To see the debates around alien immigration principally as a conflict between liberal and illiberal forces is to ignore the fact that a congeries of often contradictory elements coalesced at a time of national and local anxiety, giving the Conservative government the confidence to put forward the legislation. When the Liberals returned to power in 1906 the radical right saw their initially lenient implementation of the Act as a national betrayal. By 1914 the Liberals had moved towards tighter restrictions, although ‘aliens’ were covered by the National Insurance legislation of 1911, suggesting that they continued to have an expansive conception of the imagined nation, at least until the outbreak of war.
Barely more than 1 per cent of the Jews who left the Pale of Settlement went to Palestine. Yet the Zionist narrative, whether articulated by Herzl or the popular novelist, playwright and chronicler of the ghetto Israel Zangwill, who took part in public debates about the Aliens Act, or even by restrictionists, acquired more importance as anti-semitism became more threatening. All sides were prepared to use Zionism to achieve their own ends. Herzl was willing to make alliances with anti-alienists.
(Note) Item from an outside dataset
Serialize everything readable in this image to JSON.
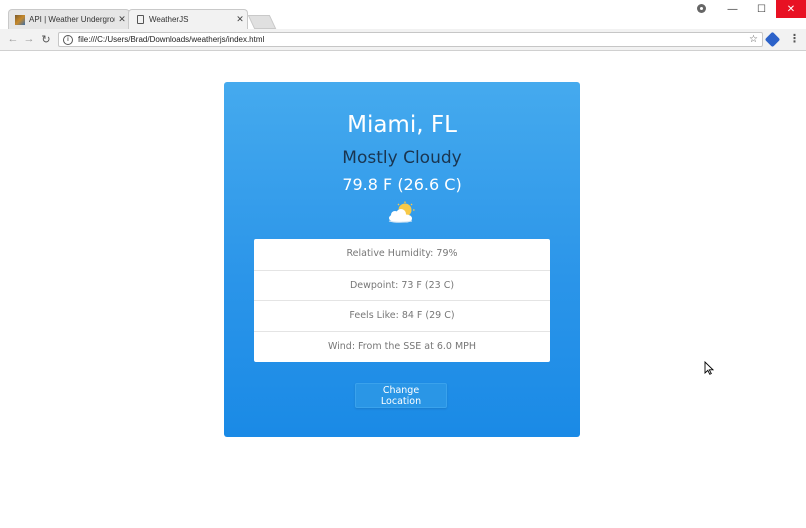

Zangwill, who became a fervent advocate of a Jewish settlement in East Africa since Palestine seemed unattainable, was admired by Major William Evans-Gordon, a prominent member of the British Brothers’ League. For restrictionists who wished to avoid the charge of anti-semitism, showing interest in an idea intended to ameliorate the position of Jews and keep them from coming to Britain was politically expedient. This backs up the Israeli historian Idith Zertal’s view that ‘Zionism thrived on Jewish troubles and needed Jew hatred,’ and adds an important element to the complex and contradictory picture of anti-semitism that Glover constructs.
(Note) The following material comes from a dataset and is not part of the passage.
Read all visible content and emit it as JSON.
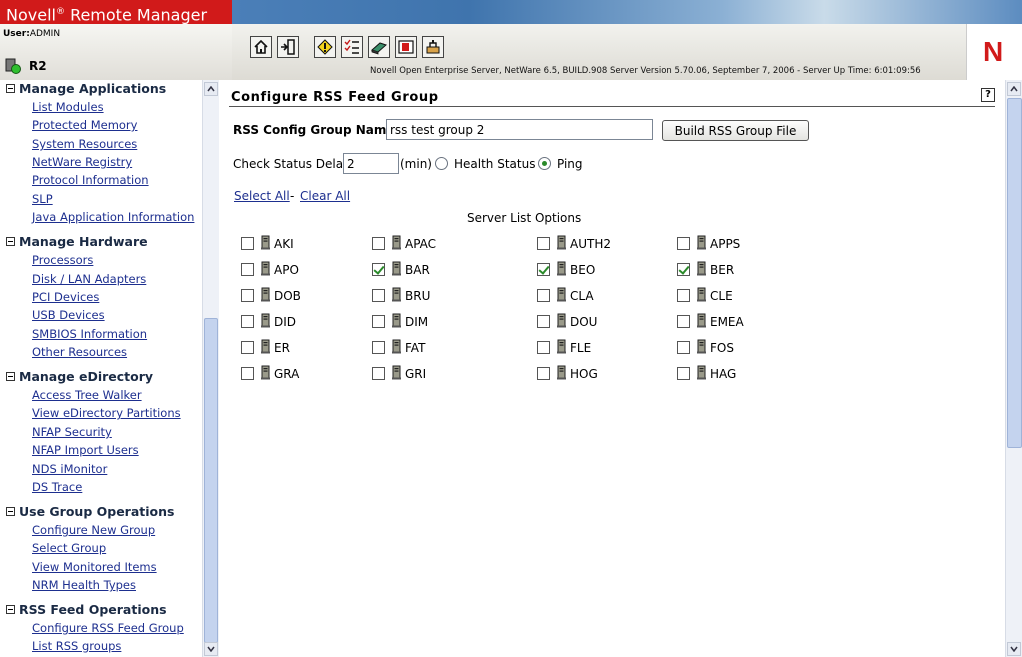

Central to the restrictionist case was the claim that anti-semitism would get worse if too many Jews entered Britain. By arguing that the Act would deal with this, its supporters were demonstrating that anti-semitism was, as Glover puts it, ‘frequently regarded by the political class as a volatile problem that needed to be managed, as a danger that was symptomatic of democratic or popular excess, rather than a position that deserved parliamentary representation’. All of this still seems familiar, although it’s not migrant Jews we worry about now, and the term ‘alien’ is no longer used as a racist epithet. Prominent among today’s targets are the unrestricted numbers of Romanians and Bulgarians who will be allowed to work in the UK from next January in fulfilment of EU agreements. ‘Fifty thousand a year could come in the first five years’ was the unsubstantiated claim of Migrationwatch UK: SIXTY THOUSAND COMING, ran the headline in the Evening News and Post in June 1891.